Soweit ich das beurteilen kann, war das Problem nicht das "Schreiben nach Gehör"; das ist nämlich ganz sinnvoll - zumindest für das, wofür es ursprünglich gedacht war.
Wenn wir "Alten" schreiben und lesen, fällt und das Konzept des Segmentierens des an sich fast kontinuierlichen Lautschwalls in einzelne Laute und mit ihnen in einzelne Buchstaben aufgrund unserer Erfahrung leicht. Dabei vergessen wir aber gern, dass das für Kinder erstmal eine kognitive Herausforderung ist. Das Schreiben nach Gehör kann dabei durchaus helfen - auch Kindern aus "bildungsferneren" Schichten.

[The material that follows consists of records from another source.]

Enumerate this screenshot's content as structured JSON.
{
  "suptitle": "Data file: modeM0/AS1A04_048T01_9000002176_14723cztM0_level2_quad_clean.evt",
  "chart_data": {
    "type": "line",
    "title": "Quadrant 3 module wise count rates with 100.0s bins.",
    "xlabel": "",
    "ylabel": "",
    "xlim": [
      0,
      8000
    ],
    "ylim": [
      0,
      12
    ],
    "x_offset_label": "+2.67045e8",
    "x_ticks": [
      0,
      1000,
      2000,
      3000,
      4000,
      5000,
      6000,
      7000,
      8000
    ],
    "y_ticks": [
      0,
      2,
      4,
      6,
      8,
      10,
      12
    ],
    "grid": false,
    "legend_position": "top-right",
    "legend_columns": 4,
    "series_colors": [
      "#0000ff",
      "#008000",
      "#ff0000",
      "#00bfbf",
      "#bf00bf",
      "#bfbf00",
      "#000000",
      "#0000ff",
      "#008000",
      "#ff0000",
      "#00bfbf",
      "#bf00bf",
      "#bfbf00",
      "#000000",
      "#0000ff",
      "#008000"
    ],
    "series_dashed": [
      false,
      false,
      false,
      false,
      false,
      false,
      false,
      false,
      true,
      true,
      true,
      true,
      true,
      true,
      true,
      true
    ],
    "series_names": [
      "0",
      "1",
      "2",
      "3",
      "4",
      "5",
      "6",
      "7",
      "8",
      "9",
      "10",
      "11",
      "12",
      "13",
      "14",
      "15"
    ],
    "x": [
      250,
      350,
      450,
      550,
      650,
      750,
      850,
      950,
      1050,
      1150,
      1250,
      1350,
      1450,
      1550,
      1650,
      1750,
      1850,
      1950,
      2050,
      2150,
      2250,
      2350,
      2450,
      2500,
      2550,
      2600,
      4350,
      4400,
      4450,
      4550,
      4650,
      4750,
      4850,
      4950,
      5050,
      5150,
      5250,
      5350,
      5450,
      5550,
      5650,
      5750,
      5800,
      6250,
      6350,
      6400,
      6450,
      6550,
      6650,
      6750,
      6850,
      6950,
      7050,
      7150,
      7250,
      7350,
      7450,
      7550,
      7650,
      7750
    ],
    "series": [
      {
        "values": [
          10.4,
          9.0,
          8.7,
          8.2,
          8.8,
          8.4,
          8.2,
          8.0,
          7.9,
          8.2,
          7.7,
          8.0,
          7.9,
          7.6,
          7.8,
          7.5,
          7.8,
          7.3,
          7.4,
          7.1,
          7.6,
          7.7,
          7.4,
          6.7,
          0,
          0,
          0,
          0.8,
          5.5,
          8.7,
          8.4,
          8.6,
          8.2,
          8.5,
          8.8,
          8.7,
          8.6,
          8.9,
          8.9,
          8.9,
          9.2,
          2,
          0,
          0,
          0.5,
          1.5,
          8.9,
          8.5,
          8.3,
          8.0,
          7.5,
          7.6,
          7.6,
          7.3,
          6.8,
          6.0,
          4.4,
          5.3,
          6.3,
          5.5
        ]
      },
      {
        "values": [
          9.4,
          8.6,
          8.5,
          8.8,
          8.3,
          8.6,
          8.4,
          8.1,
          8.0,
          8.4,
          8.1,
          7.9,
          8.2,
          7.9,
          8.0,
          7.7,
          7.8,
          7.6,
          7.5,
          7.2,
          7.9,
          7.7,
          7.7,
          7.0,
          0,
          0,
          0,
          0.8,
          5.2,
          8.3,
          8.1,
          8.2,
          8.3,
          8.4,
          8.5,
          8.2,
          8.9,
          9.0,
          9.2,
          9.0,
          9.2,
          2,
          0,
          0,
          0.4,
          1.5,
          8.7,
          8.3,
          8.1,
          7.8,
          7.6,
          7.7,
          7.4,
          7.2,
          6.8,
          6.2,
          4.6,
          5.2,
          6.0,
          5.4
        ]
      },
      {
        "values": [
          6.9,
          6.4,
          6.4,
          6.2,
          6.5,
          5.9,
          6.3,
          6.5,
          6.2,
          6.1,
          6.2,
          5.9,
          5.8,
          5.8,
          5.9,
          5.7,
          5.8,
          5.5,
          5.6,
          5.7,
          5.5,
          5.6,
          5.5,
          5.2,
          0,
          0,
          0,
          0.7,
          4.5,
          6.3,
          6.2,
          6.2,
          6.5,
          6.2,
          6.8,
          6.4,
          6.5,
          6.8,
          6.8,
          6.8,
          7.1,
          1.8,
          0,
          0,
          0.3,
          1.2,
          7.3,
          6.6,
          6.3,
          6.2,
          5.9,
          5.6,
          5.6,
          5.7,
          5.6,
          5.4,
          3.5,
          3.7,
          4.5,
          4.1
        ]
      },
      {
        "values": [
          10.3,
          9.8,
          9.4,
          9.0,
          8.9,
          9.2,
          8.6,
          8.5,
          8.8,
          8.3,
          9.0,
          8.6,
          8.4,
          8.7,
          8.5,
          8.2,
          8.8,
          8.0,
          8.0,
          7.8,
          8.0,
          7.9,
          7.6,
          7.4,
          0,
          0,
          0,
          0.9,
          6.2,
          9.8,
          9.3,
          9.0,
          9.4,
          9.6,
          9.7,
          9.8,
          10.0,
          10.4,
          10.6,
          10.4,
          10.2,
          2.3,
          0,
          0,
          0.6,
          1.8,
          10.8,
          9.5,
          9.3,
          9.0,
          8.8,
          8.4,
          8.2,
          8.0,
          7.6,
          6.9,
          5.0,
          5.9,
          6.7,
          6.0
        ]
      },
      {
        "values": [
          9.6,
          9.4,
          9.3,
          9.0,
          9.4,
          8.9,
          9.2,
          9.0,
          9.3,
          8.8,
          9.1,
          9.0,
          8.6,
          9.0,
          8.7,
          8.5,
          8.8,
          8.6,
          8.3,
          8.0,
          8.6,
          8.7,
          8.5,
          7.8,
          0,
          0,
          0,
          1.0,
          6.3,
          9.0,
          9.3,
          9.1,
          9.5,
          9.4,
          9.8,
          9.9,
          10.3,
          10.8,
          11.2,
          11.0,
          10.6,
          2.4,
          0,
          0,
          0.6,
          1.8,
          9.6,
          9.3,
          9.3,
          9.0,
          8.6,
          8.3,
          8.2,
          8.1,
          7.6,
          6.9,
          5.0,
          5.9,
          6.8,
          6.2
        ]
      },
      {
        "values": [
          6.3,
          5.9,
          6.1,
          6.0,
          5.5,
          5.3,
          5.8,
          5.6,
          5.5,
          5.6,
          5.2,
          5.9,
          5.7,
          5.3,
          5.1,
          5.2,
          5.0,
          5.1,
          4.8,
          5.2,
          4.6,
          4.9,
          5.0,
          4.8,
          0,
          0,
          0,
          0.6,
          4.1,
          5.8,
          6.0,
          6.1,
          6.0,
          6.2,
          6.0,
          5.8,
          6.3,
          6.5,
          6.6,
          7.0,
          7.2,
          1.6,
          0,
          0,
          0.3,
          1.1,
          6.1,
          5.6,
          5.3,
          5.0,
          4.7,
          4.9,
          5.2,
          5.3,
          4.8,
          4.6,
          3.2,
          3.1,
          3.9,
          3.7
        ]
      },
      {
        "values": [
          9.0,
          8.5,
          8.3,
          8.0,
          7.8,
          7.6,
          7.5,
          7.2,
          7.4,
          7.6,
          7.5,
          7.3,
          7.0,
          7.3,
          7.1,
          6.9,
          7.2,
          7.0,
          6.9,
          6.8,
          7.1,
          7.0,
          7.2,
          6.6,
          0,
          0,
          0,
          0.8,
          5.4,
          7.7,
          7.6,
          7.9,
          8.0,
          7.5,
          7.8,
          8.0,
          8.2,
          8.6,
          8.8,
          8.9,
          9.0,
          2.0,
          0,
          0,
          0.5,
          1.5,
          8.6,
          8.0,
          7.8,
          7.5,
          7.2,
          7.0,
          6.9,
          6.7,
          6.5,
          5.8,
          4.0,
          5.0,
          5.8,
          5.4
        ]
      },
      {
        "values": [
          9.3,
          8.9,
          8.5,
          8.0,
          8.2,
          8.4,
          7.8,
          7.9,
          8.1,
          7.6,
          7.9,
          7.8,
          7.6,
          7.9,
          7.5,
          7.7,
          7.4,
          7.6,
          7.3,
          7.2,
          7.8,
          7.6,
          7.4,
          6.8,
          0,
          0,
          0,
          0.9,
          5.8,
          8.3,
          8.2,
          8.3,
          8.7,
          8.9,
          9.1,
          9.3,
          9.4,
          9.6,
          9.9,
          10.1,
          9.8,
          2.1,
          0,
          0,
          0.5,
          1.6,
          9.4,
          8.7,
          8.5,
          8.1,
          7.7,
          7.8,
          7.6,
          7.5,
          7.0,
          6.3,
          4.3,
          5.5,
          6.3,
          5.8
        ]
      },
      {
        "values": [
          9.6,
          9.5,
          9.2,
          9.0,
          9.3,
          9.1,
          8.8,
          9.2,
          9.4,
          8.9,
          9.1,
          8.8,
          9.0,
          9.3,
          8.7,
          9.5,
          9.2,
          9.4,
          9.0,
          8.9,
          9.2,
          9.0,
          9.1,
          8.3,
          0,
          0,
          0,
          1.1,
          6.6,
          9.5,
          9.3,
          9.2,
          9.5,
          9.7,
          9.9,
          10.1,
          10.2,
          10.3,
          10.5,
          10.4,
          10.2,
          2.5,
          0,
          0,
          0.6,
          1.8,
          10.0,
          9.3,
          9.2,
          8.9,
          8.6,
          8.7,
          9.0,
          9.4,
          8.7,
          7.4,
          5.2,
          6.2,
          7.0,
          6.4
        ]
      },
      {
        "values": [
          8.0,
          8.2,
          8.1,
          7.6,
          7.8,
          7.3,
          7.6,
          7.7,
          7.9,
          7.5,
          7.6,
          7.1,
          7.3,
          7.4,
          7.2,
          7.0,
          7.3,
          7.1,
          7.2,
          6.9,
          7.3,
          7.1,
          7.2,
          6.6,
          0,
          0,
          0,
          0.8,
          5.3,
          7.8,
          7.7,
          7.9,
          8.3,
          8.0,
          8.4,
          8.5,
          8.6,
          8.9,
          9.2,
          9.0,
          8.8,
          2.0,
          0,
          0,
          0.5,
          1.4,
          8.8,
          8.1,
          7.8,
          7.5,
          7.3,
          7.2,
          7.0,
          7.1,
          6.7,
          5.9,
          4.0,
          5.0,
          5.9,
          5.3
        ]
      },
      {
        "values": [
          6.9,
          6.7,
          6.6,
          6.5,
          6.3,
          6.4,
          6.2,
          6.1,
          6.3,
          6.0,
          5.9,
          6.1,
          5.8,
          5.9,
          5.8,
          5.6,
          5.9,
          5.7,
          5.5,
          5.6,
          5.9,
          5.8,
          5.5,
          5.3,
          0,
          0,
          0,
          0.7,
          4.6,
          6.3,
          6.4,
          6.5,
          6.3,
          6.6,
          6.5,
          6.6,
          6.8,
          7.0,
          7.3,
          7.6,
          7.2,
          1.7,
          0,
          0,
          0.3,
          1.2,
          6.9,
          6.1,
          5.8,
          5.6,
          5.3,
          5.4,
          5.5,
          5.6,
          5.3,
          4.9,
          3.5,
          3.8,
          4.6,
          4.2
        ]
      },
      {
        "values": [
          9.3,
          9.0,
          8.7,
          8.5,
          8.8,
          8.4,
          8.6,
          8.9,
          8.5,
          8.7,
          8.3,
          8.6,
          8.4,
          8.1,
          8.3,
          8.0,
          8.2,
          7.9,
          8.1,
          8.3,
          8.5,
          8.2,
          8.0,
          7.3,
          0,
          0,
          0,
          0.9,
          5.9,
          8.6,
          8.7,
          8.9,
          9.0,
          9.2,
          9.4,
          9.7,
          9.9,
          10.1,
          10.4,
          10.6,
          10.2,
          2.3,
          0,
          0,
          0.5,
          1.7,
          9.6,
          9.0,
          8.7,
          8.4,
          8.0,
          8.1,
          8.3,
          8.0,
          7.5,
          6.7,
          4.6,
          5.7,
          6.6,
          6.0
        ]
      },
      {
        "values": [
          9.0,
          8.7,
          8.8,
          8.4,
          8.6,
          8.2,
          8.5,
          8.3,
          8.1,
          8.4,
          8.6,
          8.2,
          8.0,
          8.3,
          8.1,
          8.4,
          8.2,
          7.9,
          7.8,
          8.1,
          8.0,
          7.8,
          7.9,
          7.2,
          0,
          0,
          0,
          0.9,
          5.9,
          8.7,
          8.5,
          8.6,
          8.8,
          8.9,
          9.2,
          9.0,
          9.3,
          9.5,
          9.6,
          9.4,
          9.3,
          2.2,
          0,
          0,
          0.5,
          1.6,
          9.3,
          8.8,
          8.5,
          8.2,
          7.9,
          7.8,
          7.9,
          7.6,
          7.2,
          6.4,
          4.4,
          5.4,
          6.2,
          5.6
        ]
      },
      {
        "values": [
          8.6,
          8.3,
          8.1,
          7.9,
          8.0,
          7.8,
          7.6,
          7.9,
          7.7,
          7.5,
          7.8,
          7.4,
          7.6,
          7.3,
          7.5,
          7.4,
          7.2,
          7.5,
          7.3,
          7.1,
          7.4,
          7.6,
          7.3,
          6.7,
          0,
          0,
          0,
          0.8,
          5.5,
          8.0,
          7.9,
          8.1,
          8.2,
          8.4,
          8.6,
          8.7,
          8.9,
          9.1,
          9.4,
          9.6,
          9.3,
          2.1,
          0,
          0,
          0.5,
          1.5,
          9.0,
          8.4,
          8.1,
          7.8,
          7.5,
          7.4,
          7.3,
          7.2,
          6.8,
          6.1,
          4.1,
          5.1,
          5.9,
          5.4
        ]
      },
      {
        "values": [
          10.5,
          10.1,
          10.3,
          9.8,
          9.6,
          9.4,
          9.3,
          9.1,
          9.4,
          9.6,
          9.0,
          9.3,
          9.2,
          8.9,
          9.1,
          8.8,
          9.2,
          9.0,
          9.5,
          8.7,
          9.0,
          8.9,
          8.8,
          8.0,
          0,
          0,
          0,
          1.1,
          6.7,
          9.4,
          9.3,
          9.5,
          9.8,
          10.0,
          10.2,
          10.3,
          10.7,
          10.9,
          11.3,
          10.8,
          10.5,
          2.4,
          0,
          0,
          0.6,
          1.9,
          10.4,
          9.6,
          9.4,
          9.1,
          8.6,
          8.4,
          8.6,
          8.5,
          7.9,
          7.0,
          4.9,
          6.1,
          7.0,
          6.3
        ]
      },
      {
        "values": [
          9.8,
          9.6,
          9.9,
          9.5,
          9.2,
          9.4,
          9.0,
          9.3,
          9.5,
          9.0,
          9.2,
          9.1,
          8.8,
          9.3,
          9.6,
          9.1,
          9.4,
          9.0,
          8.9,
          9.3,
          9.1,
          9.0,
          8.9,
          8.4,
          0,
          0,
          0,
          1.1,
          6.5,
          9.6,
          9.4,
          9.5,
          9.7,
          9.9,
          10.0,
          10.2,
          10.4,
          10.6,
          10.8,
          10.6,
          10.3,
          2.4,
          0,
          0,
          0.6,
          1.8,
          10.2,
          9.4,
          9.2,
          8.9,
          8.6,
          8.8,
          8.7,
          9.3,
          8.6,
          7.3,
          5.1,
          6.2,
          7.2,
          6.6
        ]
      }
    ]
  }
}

Dabei war aber nie angedacht, dass es den Rechtschreibunterricht ersetzt. Wenn ich mich recht erinnere, sollte das Schreiben nach Gehör nur für etwa ein halbes Schuljahr praktiziert werde - bis die Schüler das Konzept vom Segmentieren des Lautschwalls, den wir Sprache nennen, erlernt haben. Danach sollte der ganz "normale" Schreibunterricht folgen.
Ich kann nur annehmen, dass es die Bildungspolitiker waren, die sich dachten, damit schnelle Erfolge z.B. beim PISA-Test erzielen zu können, und deshalb das Konzept so dermaßen übermäßig in den Lehrplan "gestopft" haben - entgegen den Empfehlungen der Wissenschaft -, dass sich der eigentlich erwartbare positive Effekt ins Gegenteil verkehrt hat.